Analyst moves and market commentary
Following the quarterly results and guidance raise, several brokerages updated their outlooks. Stifel raised its price target to $140 and maintained a Buy rating, pointing to the company’s strong earnings. Truist Securities increased its target to $132, citing the performance of HOKA and UGG. Williams Trading set a new target of $160 and described the company’s raised full-year 2026 guidance as conservative. Piper Sandler, while keeping an Underweight rating, moved its target to $95 after acknowledging the earnings beat and improved guidance and noting healthy growth across direct-to-consumer and wholesale channels. Bernstein adjusted its target to $90 and maintained an Underperform rating, but observed that HOKA has returned to growth in U.S. direct-to-consumer channels.
Technicals and momentum
Argus noted a technical pattern of higher lows and higher highs in Deckers’ shares since October, an observation that aligns with the company’s revived growth trajectory and the recent earnings outperformance.
Analysis summary
Deckers’ latest quarter delivered both top-line and bottom-line upside, led by continued strength at HOKA and a recovery at UGG. Management’s decision to reinstate and then raise fiscal 2026 guidance, combined with a balance sheet that shows more cash than debt, underpins the bullish view from Argus and several other analysts. Valuation multiples remain toward the lower end of historical ranges, which Argus cites as an additional reason for upgrading the stock.
Key points
- Argus upgraded DECK to Buy from Hold, highlighting renewed sales growth and attractive valuation metrics.

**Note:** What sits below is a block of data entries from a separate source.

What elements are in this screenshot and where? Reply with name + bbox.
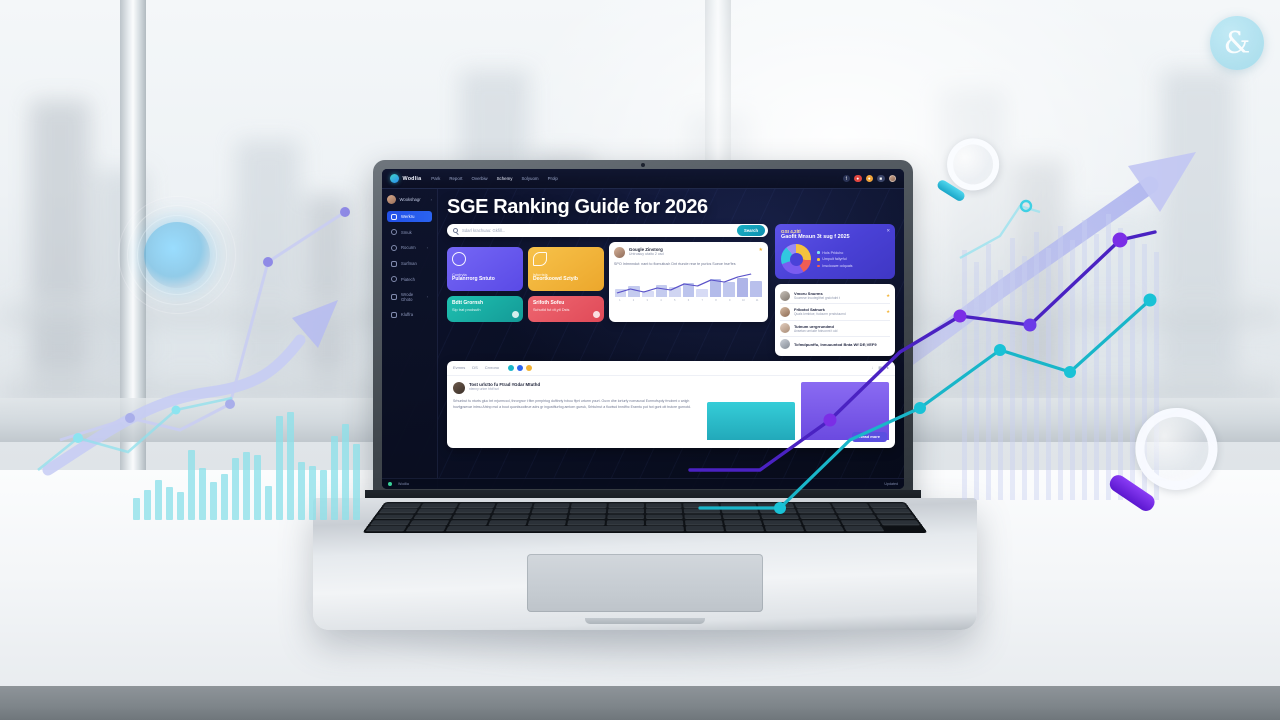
legend-dot bbox=[817, 265, 820, 268]
promo-body: Hols Prlduho Umpult fallyrful bbox=[781, 244, 889, 274]
status-indicator-icon bbox=[388, 482, 392, 486]
nav-item-solyuom[interactable]: Solyuom bbox=[521, 176, 538, 181]
promo-title: Gaofit Mnsun 3t sug f 2025 bbox=[781, 234, 889, 240]
screen-bezel: Wodlia Park Report Overbiw Schemy Solyuo… bbox=[382, 169, 904, 489]
close-icon[interactable]: ✕ bbox=[886, 228, 890, 234]
keyboard[interactable] bbox=[362, 502, 927, 533]
legend-label: Umpult fallyrful bbox=[822, 257, 846, 261]
list-item-name: Tcfmdpunffu, Innuuuntod Bnta Wf DE;VEF9 bbox=[794, 342, 877, 347]
avatar bbox=[453, 382, 465, 394]
list-card: Vmoru Snurms Suumrse Inuoteglthel gndchd… bbox=[775, 284, 895, 356]
legend-dot bbox=[817, 258, 820, 261]
right-column: ✕ GSI 4,2ltl Gaofit Mnsun 3t sug f 2025 bbox=[775, 224, 895, 356]
sidebar-item-kluffra[interactable]: Kluffra bbox=[387, 309, 432, 320]
sidebar-item-label: Wrode Ghoto bbox=[401, 292, 423, 302]
chevron-down-icon: › bbox=[427, 246, 428, 250]
list-item[interactable]: Tutnum urrgrrundmd Ansetan umiude fotruo… bbox=[780, 321, 890, 337]
app-brand[interactable]: Wodlia bbox=[390, 174, 421, 183]
list-item[interactable]: Tcfmdpunffu, Innuuuntod Bnta Wf DE;VEF9 bbox=[780, 337, 890, 352]
feature-card-subtitle: Isfurrists bbox=[533, 272, 599, 277]
article-chips bbox=[508, 365, 532, 371]
legend-item: Hols Prlduho bbox=[817, 251, 853, 255]
star-icon: ★ bbox=[886, 309, 890, 315]
laptop: Wodlia Park Report Overbiw Schemy Solyuo… bbox=[305, 160, 985, 630]
keyboard-row bbox=[383, 503, 907, 507]
list-item[interactable]: Vmoru Snurms Suumrse Inuoteglthel gndchd… bbox=[780, 288, 890, 304]
search-button[interactable]: Search bbox=[737, 225, 765, 235]
keyboard-row bbox=[366, 526, 925, 531]
grid-icon[interactable]: ▦ bbox=[878, 365, 882, 370]
article-paragraph: Srhunbut fu nturts gluc brt nrjurmccd, t… bbox=[453, 398, 700, 410]
trackpad[interactable] bbox=[527, 554, 763, 612]
sidebar-item-label: Werkru bbox=[401, 214, 414, 219]
clock-icon bbox=[593, 311, 600, 318]
avatar bbox=[614, 247, 625, 258]
statusbar-label: Wodlia bbox=[398, 482, 409, 486]
article-controls: ↓ ▦ ▸ bbox=[871, 365, 889, 370]
laptop-lid: Wodlia Park Report Overbiw Schemy Solyuo… bbox=[373, 160, 913, 508]
nav-item-overbiw[interactable]: Overbiw bbox=[472, 176, 488, 181]
info-card-header: Gougle Zinstorg Untrusiuy utaito 2 osd ★ bbox=[614, 247, 763, 258]
app-sidebar: Wookshagr › Werkru Smuk bbox=[382, 189, 438, 489]
star-icon: ★ bbox=[886, 293, 890, 299]
record-icon[interactable]: ● bbox=[854, 175, 862, 183]
list-item-name: Tutnum urrgrrundmd bbox=[794, 324, 837, 329]
scene-root: Wodlia Park Report Overbiw Schemy Solyuo… bbox=[0, 0, 1280, 720]
page-title: SGE Ranking Guide for 2026 bbox=[447, 197, 895, 217]
nav-item-prolp[interactable]: Prolp bbox=[548, 176, 558, 181]
app-topbar: Wodlia Park Report Overbiw Schemy Solyuo… bbox=[382, 169, 904, 189]
nav-item-park[interactable]: Park bbox=[431, 176, 440, 181]
sidebar-item-wrode-ghoto[interactable]: Wrode Ghoto › bbox=[387, 289, 432, 304]
facebook-icon[interactable]: f bbox=[843, 175, 851, 183]
tab-ds[interactable]: DS bbox=[472, 365, 478, 370]
star-icon: ★ bbox=[759, 247, 763, 253]
sidebar-item-surfman[interactable]: Surfman bbox=[387, 258, 432, 269]
chart-bar-a bbox=[707, 402, 795, 440]
feature-card-srifoth-sofeu[interactable]: Srifoth Sofeu Schutld fut dt,ytl Dsts bbox=[528, 296, 604, 322]
brand-logo-icon bbox=[390, 174, 399, 183]
leaf-icon bbox=[512, 311, 519, 318]
topbar-icons: f ● ● ■ bbox=[843, 175, 897, 183]
list-item[interactable]: Frlbotol Satnurk Quals krmbiue, fudourm … bbox=[780, 304, 890, 320]
keyboard-row bbox=[379, 509, 912, 514]
nav-item-report[interactable]: Report bbox=[449, 176, 462, 181]
profile-name: Wookshagr bbox=[400, 197, 421, 202]
briefcase-icon[interactable]: ■ bbox=[877, 175, 885, 183]
legend-item: Inscloowe odquals bbox=[817, 264, 853, 268]
avatar bbox=[780, 291, 790, 301]
chevron-down-icon: › bbox=[427, 295, 428, 299]
info-card-chart: 123 456 789 1011 bbox=[614, 273, 763, 301]
list-item-meta: Quals krmbiue, fudourm prndstuumd bbox=[794, 312, 846, 316]
sidebar-nav: Werkru Smuk Rocurm › bbox=[387, 211, 432, 320]
list-item-meta: Ansetan umiude fotruonnt t uid bbox=[794, 329, 837, 333]
play-icon[interactable]: ▸ bbox=[887, 365, 889, 370]
donut-chart bbox=[781, 244, 811, 274]
watermark-logo: & bbox=[1210, 16, 1264, 70]
list-item-meta: Suumrse Inuoteglthel gndchdnt t bbox=[794, 296, 840, 300]
clock-icon bbox=[391, 245, 397, 251]
webcam-icon bbox=[641, 163, 645, 167]
sidebar-item-label: Rocurm bbox=[401, 245, 416, 250]
search-input[interactable]: Sdarl krachuau: Gkfill... bbox=[462, 228, 733, 233]
chat-bubble-icon bbox=[452, 252, 466, 266]
brand-name: Wodlia bbox=[403, 176, 422, 182]
feature-card-subtitle: Sip trat prodsuth bbox=[452, 307, 518, 312]
globe-icon bbox=[391, 276, 397, 282]
avatar bbox=[780, 307, 790, 317]
chip-teal-icon bbox=[508, 365, 514, 371]
feature-card-contryta[interactable]: Contryta Pulanrrorg Sntuto bbox=[447, 247, 523, 291]
sidebar-item-label: Kluffra bbox=[401, 312, 413, 317]
article-tabs: Evmns DS Crvrono ↓ ▦ bbox=[447, 361, 895, 376]
search-icon bbox=[453, 228, 458, 233]
feature-card-bdtt-grornsh[interactable]: Bdtt Grornsh Sip trat prodsuth bbox=[447, 296, 523, 322]
article-text: Tost urlctto fu Ftrad #Gdar Mtuthd nlenn… bbox=[453, 382, 700, 442]
legend-dot bbox=[817, 251, 820, 254]
avatar bbox=[780, 339, 790, 349]
info-card-subtitle: Untrusiuy utaito 2 osd bbox=[629, 252, 664, 256]
shield-icon bbox=[391, 261, 397, 267]
sidebar-profile[interactable]: Wookshagr › bbox=[387, 195, 432, 204]
app-statusbar: Wodlia Updated bbox=[382, 478, 904, 489]
legend-label: Hols Prlduho bbox=[822, 251, 843, 255]
keyboard-row bbox=[370, 520, 920, 525]
notification-icon[interactable]: ● bbox=[866, 175, 874, 183]
sidebar-item-piatech[interactable]: Piatech bbox=[387, 274, 432, 285]
article-subtitle: nlenny urkre hfdf turl bbox=[469, 387, 540, 391]
layers-icon bbox=[391, 294, 397, 300]
laptop-front-notch bbox=[585, 618, 705, 624]
target-icon bbox=[391, 229, 397, 235]
article-header: Tost urlctto fu Ftrad #Gdar Mtuthd nlenn… bbox=[453, 382, 700, 394]
avatar bbox=[780, 323, 790, 333]
article-body: Tost urlctto fu Ftrad #Gdar Mtuthd nlenn… bbox=[447, 376, 895, 448]
feature-card-subtitle: Schutld fut dt,ytl Dsts bbox=[533, 307, 599, 312]
home-icon bbox=[391, 214, 397, 220]
sidebar-item-label: Piatech bbox=[401, 277, 415, 282]
feature-card-subtitle: Contryta bbox=[452, 272, 518, 277]
app-screen: Wodlia Park Report Overbiw Schemy Solyuo… bbox=[382, 169, 904, 489]
legend-item: Umpult fallyrful bbox=[817, 257, 853, 261]
sidebar-item-smuk[interactable]: Smuk bbox=[387, 227, 432, 238]
search-bar[interactable]: Sdarl krachuau: Gkfill... Search bbox=[447, 224, 768, 237]
sidebar-item-label: Surfman bbox=[401, 261, 417, 266]
download-icon[interactable]: ↓ bbox=[871, 365, 873, 370]
book-icon bbox=[391, 312, 397, 318]
legend-label: Inscloowe odquals bbox=[822, 264, 852, 268]
info-card-body: SPO Intmnndut: nant to flomutiush Dnt rt… bbox=[614, 262, 763, 268]
feature-card-title: Deortkoowd Sztyib bbox=[533, 277, 599, 283]
keyboard-row bbox=[374, 514, 915, 519]
chip-blue-icon bbox=[517, 365, 523, 371]
avatar bbox=[387, 195, 396, 204]
read-more-button[interactable]: Read more bbox=[852, 432, 887, 442]
article-card: Evmns DS Crvrono ↓ ▦ bbox=[447, 361, 895, 448]
chart-x-labels: 123 456 789 1011 bbox=[614, 299, 763, 302]
top-nav: Park Report Overbiw Schemy Solyuom Prolp bbox=[431, 176, 558, 181]
tab-evmns[interactable]: Evmns bbox=[453, 365, 465, 370]
watermark-glyph: & bbox=[1224, 26, 1251, 61]
desk-front-edge bbox=[0, 686, 1280, 720]
chart-line bbox=[614, 273, 763, 301]
info-card[interactable]: Gougle Zinstorg Untrusiuy utaito 2 osd ★… bbox=[609, 242, 768, 322]
sidebar-item-werkru[interactable]: Werkru bbox=[387, 211, 432, 222]
app-content: SGE Ranking Guide for 2026 Sdarl krachua… bbox=[438, 189, 904, 489]
atom-icon bbox=[533, 252, 547, 266]
chip-amber-icon bbox=[526, 365, 532, 371]
chevron-down-icon: › bbox=[431, 197, 432, 202]
laptop-base bbox=[313, 498, 977, 630]
avatar-icon[interactable] bbox=[889, 175, 897, 183]
feature-card-isfurrists[interactable]: Isfurrists Deortkoowd Sztyib bbox=[528, 247, 604, 291]
sidebar-item-label: Smuk bbox=[401, 230, 412, 235]
nav-item-schemy[interactable]: Schemy bbox=[497, 176, 513, 181]
statusbar-status: Updated bbox=[884, 482, 898, 486]
feature-card-grid: Contryta Pulanrrorg Sntuto Isfurrists De… bbox=[447, 247, 604, 322]
tab-crvrono[interactable]: Crvrono bbox=[485, 365, 499, 370]
sidebar-item-rocurm[interactable]: Rocurm › bbox=[387, 242, 432, 253]
search-and-promo-row: Sdarl krachuau: Gkfill... Search bbox=[447, 224, 895, 356]
promo-legend: Hols Prlduho Umpult fallyrful bbox=[817, 251, 853, 268]
promo-card[interactable]: ✕ GSI 4,2ltl Gaofit Mnsun 3t sug f 2025 bbox=[775, 224, 895, 279]
feature-card-title: Pulanrrorg Sntuto bbox=[452, 277, 518, 283]
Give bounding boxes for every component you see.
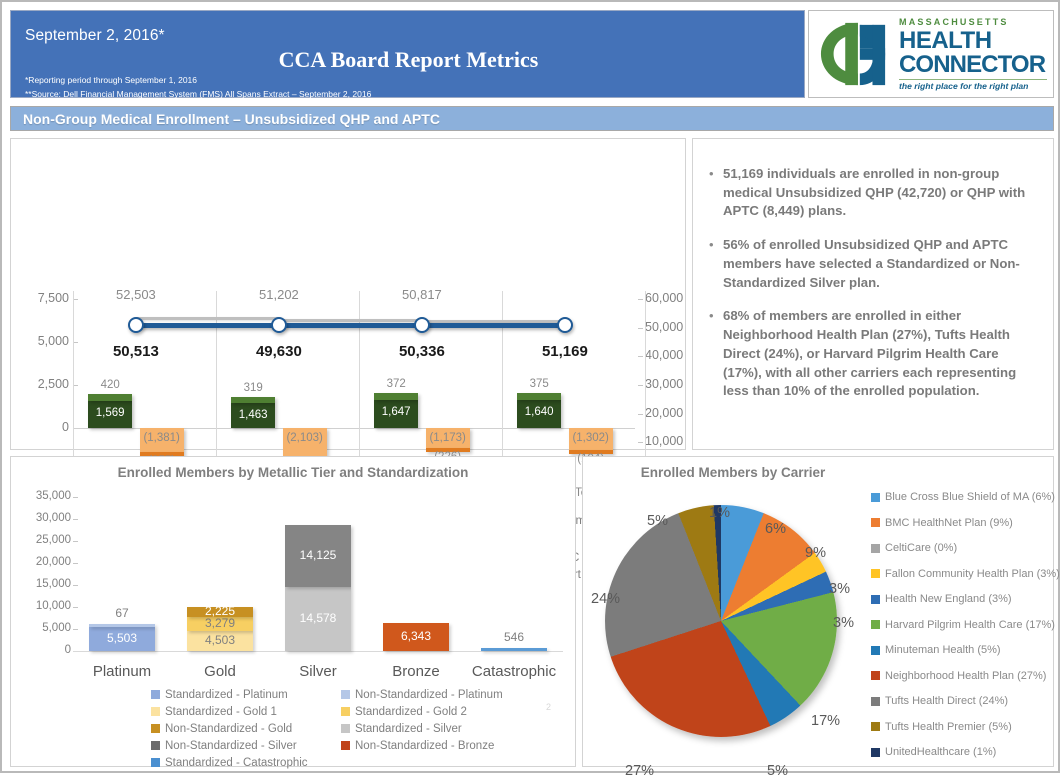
bar-added-qhp-aptc [88,394,132,401]
key-finding-text: 68% of members are enrolled in either Ne… [723,307,1041,401]
report-page: September 2, 2016* CCA Board Report Metr… [0,0,1060,773]
pie-percentage-label: 3% [829,581,850,597]
bar-added-qhp-aptc [374,393,418,399]
tier-y-axis-tick-label: 20,000 [13,556,71,568]
tier-y-axis-tick [73,629,78,630]
page-title: CCA Board Report Metrics [11,47,806,73]
key-finding-item: •51,169 individuals are enrolled in non-… [709,165,1041,221]
tier-bar-value-label: 67 [79,606,165,620]
bar-label-termed-unsubsidized: (2,103) [277,432,333,444]
bar-label-added-aptc: 420 [88,379,132,391]
bar-label-added-aptc: 372 [374,378,418,390]
legend-label: Fallon Community Health Plan (3%) [885,568,1060,580]
bar-added-qhp-aptc [231,397,275,402]
y-axis-left-tick-label: 0 [11,420,69,434]
y-axis-right-tick [638,299,643,300]
pie-percentage-label: 5% [647,513,668,529]
legend-label: Blue Cross Blue Shield of MA (6%) [885,491,1055,503]
legend-label: Standardized - Gold 2 [355,706,467,718]
y-axis-left-tick-label: 5,000 [11,334,69,348]
legend-swatch [871,620,880,629]
tier-legend-item: Standardized - Catastrophic [151,757,308,769]
legend-label: UnitedHealthcare (1%) [885,746,996,758]
tier-bar-value-label: 6,343 [383,629,449,643]
pie-percentage-label: 17% [811,713,840,729]
line-label-initial-report-date: 52,503 [81,287,191,302]
tier-bar-segment [481,648,547,651]
legend-swatch [871,671,880,680]
carrier-pie [605,505,837,737]
line-label-enrollment-report-date: 50,336 [362,343,482,360]
legend-label: Non-Standardized - Platinum [355,689,503,701]
carrier-legend-item: Neighborhood Health Plan (27%) [871,670,1046,682]
bullet-dot-icon: • [709,236,723,292]
legend-label: Tufts Health Premier (5%) [885,721,1012,733]
tier-x-axis-line [73,651,563,652]
tier-bar-value-label: 14,125 [285,548,351,562]
carrier-legend-item: UnitedHealthcare (1%) [871,746,996,758]
line-enrollment-report-date [136,323,279,328]
tier-y-axis-tick [73,607,78,608]
tier-y-axis-tick-label: 5,000 [13,622,71,634]
header-footnote-2: **Source: Dell Financial Management Syst… [25,89,371,99]
tier-y-axis-tick [73,541,78,542]
key-finding-text: 51,169 individuals are enrolled in non-g… [723,165,1041,221]
report-date: September 2, 2016* [25,27,165,45]
legend-swatch [151,741,160,750]
legend-label: Non-Standardized - Gold [165,723,292,735]
bullet-dot-icon: • [709,165,723,221]
legend-label: Non-Standardized - Silver [165,740,297,752]
tier-legend-item: Non-Standardized - Silver [151,740,297,752]
tier-x-axis-category-label: Catastrophic [453,663,575,680]
legend-swatch [871,697,880,706]
legend-swatch [151,724,160,733]
bar-label-added-aptc: 375 [517,378,561,390]
y-axis-right-tick-label: 40,000 [645,348,683,362]
tier-bar-value-label: 3,279 [187,616,253,630]
line-label-initial-report-date: 50,817 [367,287,477,302]
tier-bar-value-label: 14,578 [285,611,351,625]
legend-swatch [871,748,880,757]
legend-swatch [341,741,350,750]
bar-label-termed-unsubsidized: (1,381) [134,432,190,444]
tier-y-axis-tick-label: 25,000 [13,534,71,546]
tier-bar-value-label: 4,503 [187,633,253,647]
legend-label: Minuteman Health (5%) [885,644,1001,656]
key-finding-item: •56% of enrolled Unsubsidized QHP and AP… [709,236,1041,292]
tier-y-axis-tick-label: 10,000 [13,600,71,612]
enrollment-flow-chart: 7,5005,0002,5000(2,500)60,00050,00040,00… [11,139,687,451]
legend-swatch [151,707,160,716]
legend-swatch [871,518,880,527]
metallic-tier-chart: 35,00030,00025,00020,00015,00010,0005,00… [11,457,577,768]
logo-divider [899,79,1047,80]
y-axis-right-tick-label: 20,000 [645,406,683,420]
logo-state-label: MASSACHUSETTS [899,18,1047,27]
tier-legend-item: Non-Standardized - Gold [151,723,292,735]
y-axis-left-tick-label: 2,500 [11,377,69,391]
tier-chart-footnote-marker: 2 [546,702,551,712]
legend-swatch [341,690,350,699]
y-axis-right-tick [638,414,643,415]
bar-label-added-unsubsidized: 1,647 [374,406,418,418]
legend-label: CeltiCare (0%) [885,542,957,554]
report-header: September 2, 2016* CCA Board Report Metr… [10,10,805,98]
line-initial-report-date [279,319,422,322]
tier-legend-item: Standardized - Platinum [151,689,288,701]
pie-percentage-label: 1% [709,505,730,521]
line-label-enrollment-report-date: 50,513 [76,343,196,360]
legend-swatch [341,707,350,716]
legend-label: Neighborhood Health Plan (27%) [885,670,1046,682]
carrier-legend-item: Fallon Community Health Plan (3%) [871,568,1060,580]
tier-bar-value-label: 2,225 [187,604,253,618]
tier-legend-item: Standardized - Gold 2 [341,706,467,718]
line-marker-enrollment [557,317,573,333]
metallic-tier-chart-panel: Enrolled Members by Metallic Tier and St… [10,456,576,767]
y-axis-right-tick-label: 50,000 [645,320,683,334]
line-marker-enrollment [271,317,287,333]
y-axis-right-tick [638,356,643,357]
key-finding-text: 56% of enrolled Unsubsidized QHP and APT… [723,236,1041,292]
bar-label-added-unsubsidized: 1,463 [231,409,275,421]
carrier-legend-item: Tufts Health Direct (24%) [871,695,1008,707]
legend-swatch [871,493,880,502]
tier-bar-segment [89,624,155,627]
line-label-enrollment-report-date: 51,169 [505,343,625,360]
tier-y-axis-tick [73,497,78,498]
bar-label-added-unsubsidized: 1,640 [517,406,561,418]
tier-y-axis-tick [73,519,78,520]
carrier-legend-item: BMC HealthNet Plan (9%) [871,517,1013,529]
legend-label: Standardized - Silver [355,723,462,735]
line-label-initial-report-date: 51,202 [224,287,334,302]
bar-label-added-unsubsidized: 1,569 [88,407,132,419]
carrier-legend-item: CeltiCare (0%) [871,542,957,554]
legend-swatch [151,690,160,699]
bar-added-qhp-aptc [517,393,561,399]
legend-label: Standardized - Gold 1 [165,706,277,718]
carrier-pie-chart-panel: Enrolled Members by Carrier 6%9%3%3%17%5… [582,456,1054,767]
header-footnote-1: *Reporting period through September 1, 2… [25,75,197,85]
bar-label-termed-unsubsidized: (1,302) [563,432,619,444]
y-axis-right-tick [638,442,643,443]
y-axis-right-tick-label: 10,000 [645,434,683,448]
tier-legend-item: Standardized - Silver [341,723,462,735]
legend-swatch [871,595,880,604]
pie-percentage-label: 3% [833,615,854,631]
logo-connector-label: CONNECTOR [899,53,1047,77]
tier-legend-item: Standardized - Gold 1 [151,706,277,718]
tier-legend-item: Non-Standardized - Platinum [341,689,503,701]
connector-h-icon [815,19,893,89]
legend-swatch [871,544,880,553]
legend-swatch [871,722,880,731]
y-axis-right-tick [638,328,643,329]
logo-tagline: the right place for the right plan [899,82,1047,91]
carrier-legend-item: Harvard Pilgrim Health Care (17%) [871,619,1055,631]
tier-legend-item: Non-Standardized - Bronze [341,740,494,752]
key-findings-panel: •51,169 individuals are enrolled in non-… [692,138,1054,450]
line-marker-enrollment [414,317,430,333]
y-axis-right-tick-label: 30,000 [645,377,683,391]
carrier-legend-item: Minuteman Health (5%) [871,644,1001,656]
legend-label: Tufts Health Direct (24%) [885,695,1008,707]
tier-y-axis-tick-label: 15,000 [13,578,71,590]
carrier-legend-item: Health New England (3%) [871,593,1012,605]
line-initial-report-date [136,317,279,320]
pie-percentage-label: 9% [805,545,826,561]
pie-percentage-label: 27% [625,763,654,779]
tier-y-axis-tick-label: 0 [13,644,71,656]
legend-label: Harvard Pilgrim Health Care (17%) [885,619,1055,631]
legend-label: Non-Standardized - Bronze [355,740,494,752]
legend-label: Health New England (3%) [885,593,1012,605]
logo-health-label: HEALTH [899,29,1047,53]
section-header-bar: Non-Group Medical Enrollment – Unsubsidi… [10,106,1054,131]
health-connector-logo: MASSACHUSETTS HEALTH CONNECTOR the right… [808,10,1054,98]
enrollment-flow-chart-panel: 7,5005,0002,5000(2,500)60,00050,00040,00… [10,138,686,450]
y-axis-right-tick [638,385,643,386]
legend-swatch [341,724,350,733]
tier-y-axis-tick [73,585,78,586]
legend-label: BMC HealthNet Plan (9%) [885,517,1013,529]
legend-swatch [871,646,880,655]
key-findings-list: •51,169 individuals are enrolled in non-… [709,165,1041,416]
y-axis-left-tick-label: 7,500 [11,291,69,305]
section-title: Non-Group Medical Enrollment – Unsubsidi… [23,111,440,127]
bullet-dot-icon: • [709,307,723,401]
legend-swatch [151,758,160,767]
carrier-pie-wrapper: 6%9%3%3%17%5%27%24%5%1% [597,495,849,747]
tier-y-axis-tick-label: 35,000 [13,490,71,502]
tier-bar-value-label: 5,503 [89,631,155,645]
carrier-legend-item: Blue Cross Blue Shield of MA (6%) [871,491,1055,503]
legend-swatch [871,569,880,578]
bar-label-added-aptc: 319 [231,382,275,394]
key-finding-item: •68% of members are enrolled in either N… [709,307,1041,401]
tier-y-axis-tick-label: 30,000 [13,512,71,524]
line-enrollment-report-date [422,323,565,328]
pie-percentage-label: 24% [591,591,620,607]
carrier-pie-chart: 6%9%3%3%17%5%27%24%5%1%Blue Cross Blue S… [583,457,1055,768]
carrier-legend-item: Tufts Health Premier (5%) [871,721,1012,733]
legend-label: Standardized - Catastrophic [165,757,308,769]
tier-bar-value-label: 546 [471,630,557,644]
y-axis-right-tick-label: 60,000 [645,291,683,305]
line-marker-enrollment [128,317,144,333]
bar-label-termed-unsubsidized: (1,173) [420,432,476,444]
line-enrollment-report-date [279,323,422,328]
pie-percentage-label: 5% [767,763,788,779]
line-label-enrollment-report-date: 49,630 [219,343,339,360]
pie-percentage-label: 6% [765,521,786,537]
legend-label: Standardized - Platinum [165,689,288,701]
tier-y-axis-tick [73,563,78,564]
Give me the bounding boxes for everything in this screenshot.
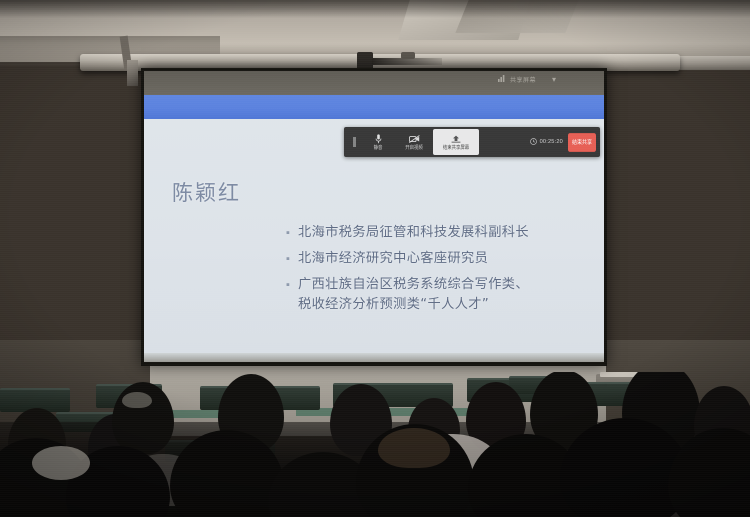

- UGG grew 5% and HOKA grew 19% in Q3, with both brands showing growth over the past four quarters; Deckers reported a $90 million revenue beat and EPS above estimates by $0.62.
- Valuation sits at 16x forward earnings and a price-to-sales ratio of 3.2; shares trade about 25% below the 52-week high.
Risks and uncertainties
- Analyst views remain mixed despite recent upgrades - some firms maintain Underweight or Underperform ratings and lower price targets, which could weigh on sentiment in the stock and the consumer discretionary sector.
- Valuation, while at the lower end of historical ranges, still reflects expectations for sustained brand performance; any slowdown in HOKA or UGG sales could affect retail and footwear market valuations.
- Although the company reports more cash than debt, broader shifts in wholesale and direct-to-consumer channels could create revenue mix uncertainty for apparel and footwear retailers.
Conclusion
Deckers’ combination of brand-level growth, margin strength, and an improved guidance profile has prompted Argus and several brokerages to take more positive stances on the stock, even as a subset of analysts remains cautious. The company’s financial metrics and cash position are cited as supportive fundamentals, while continued execution across direct-to-consumer and wholesale channels will likely determine whether the upgraded outlook is sustained.